Age UK summarises this implosion – “More than one in four (28%) people who had asked for a social care assessment are now waiting six months or more to get one. These assessments are just the first step in securing social care, suggesting that some older people in desperate need are waiting even longer before they actually receive support. For some, it clearly arrives too late.”
More shocking is that these delayed assessments have helped to precipitate a situation in which an estimated 2.6 million people in England are now living with some sort of unmet need for care as they age.
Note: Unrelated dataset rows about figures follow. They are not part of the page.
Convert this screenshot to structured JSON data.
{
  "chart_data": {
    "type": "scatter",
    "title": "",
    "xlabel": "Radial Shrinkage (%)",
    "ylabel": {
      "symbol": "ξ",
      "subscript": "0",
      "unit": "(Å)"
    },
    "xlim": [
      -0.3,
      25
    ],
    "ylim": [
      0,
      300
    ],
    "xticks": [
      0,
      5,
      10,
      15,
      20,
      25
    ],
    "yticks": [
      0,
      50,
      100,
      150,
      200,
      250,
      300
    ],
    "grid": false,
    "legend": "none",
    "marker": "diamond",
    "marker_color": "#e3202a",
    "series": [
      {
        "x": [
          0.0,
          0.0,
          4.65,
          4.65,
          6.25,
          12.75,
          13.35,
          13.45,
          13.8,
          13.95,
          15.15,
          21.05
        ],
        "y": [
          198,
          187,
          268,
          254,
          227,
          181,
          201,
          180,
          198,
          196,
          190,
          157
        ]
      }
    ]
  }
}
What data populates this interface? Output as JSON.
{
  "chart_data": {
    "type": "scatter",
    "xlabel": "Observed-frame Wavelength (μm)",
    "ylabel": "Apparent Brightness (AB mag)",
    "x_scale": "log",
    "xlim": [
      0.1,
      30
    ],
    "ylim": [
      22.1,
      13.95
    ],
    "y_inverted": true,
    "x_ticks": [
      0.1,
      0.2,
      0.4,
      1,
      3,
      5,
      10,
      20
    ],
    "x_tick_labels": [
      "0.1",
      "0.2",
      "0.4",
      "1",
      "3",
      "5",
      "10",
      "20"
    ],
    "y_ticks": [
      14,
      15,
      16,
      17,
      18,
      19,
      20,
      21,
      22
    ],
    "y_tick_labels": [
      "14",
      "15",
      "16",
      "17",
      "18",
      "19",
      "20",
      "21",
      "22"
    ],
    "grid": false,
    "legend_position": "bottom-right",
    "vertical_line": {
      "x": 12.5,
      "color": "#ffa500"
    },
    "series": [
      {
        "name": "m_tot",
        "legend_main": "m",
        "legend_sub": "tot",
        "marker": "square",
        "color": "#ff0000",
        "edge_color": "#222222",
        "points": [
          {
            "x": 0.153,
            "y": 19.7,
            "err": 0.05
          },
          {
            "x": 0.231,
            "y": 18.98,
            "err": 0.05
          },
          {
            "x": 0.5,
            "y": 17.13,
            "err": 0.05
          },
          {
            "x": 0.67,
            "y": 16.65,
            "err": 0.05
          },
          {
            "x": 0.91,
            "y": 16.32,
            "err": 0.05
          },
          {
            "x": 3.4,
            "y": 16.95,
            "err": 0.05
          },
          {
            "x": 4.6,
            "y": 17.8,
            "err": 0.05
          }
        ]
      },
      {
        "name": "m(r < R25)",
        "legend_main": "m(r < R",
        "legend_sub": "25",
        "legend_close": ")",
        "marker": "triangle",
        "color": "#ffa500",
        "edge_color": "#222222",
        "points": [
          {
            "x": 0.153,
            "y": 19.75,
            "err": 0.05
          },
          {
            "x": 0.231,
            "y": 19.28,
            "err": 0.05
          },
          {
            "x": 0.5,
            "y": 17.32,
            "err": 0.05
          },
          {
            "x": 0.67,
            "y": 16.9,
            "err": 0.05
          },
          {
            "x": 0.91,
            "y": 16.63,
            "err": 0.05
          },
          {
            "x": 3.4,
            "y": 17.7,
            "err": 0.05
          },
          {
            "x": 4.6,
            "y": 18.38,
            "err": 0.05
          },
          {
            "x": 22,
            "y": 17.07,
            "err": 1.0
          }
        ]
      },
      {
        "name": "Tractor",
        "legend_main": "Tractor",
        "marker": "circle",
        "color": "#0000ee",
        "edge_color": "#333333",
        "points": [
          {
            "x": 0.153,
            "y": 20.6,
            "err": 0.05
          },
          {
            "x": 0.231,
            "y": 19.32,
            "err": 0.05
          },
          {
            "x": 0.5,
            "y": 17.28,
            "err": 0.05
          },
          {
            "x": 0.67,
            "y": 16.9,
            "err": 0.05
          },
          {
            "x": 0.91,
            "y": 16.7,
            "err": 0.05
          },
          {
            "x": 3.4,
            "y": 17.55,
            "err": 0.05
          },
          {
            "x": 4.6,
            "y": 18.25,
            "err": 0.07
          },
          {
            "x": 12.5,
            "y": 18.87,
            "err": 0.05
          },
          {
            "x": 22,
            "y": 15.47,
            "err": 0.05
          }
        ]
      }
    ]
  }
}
This implosion is becoming more clear as we look further into the smoke – where the debris litters every facet of the system and the fallout is a death rate with an unsustainable system that benefits no one. This is causing a new form of anxiety for our ages. Not just the very elderly, but their carers and taxpayers. These issues are no longer creeping up on us, they are here right now. Turning a blind eye is no longer an option. There is no escape route – we are all becoming blighted by the one thing that humanity can be proud of achieving in the last 100 years – doubling the span of the average human life.
But who is it that will be brave enough to really investigate and tell us the truth of this new reality and try to tackle it? Who will be brave enough to legislate and allow those who no longer wish for this torture to continue to end their existence with dignity? What we are really facing are religious bigots and the craven gutless souls inhabiting our failing political system who willfully do nothing because it suits their own agendas.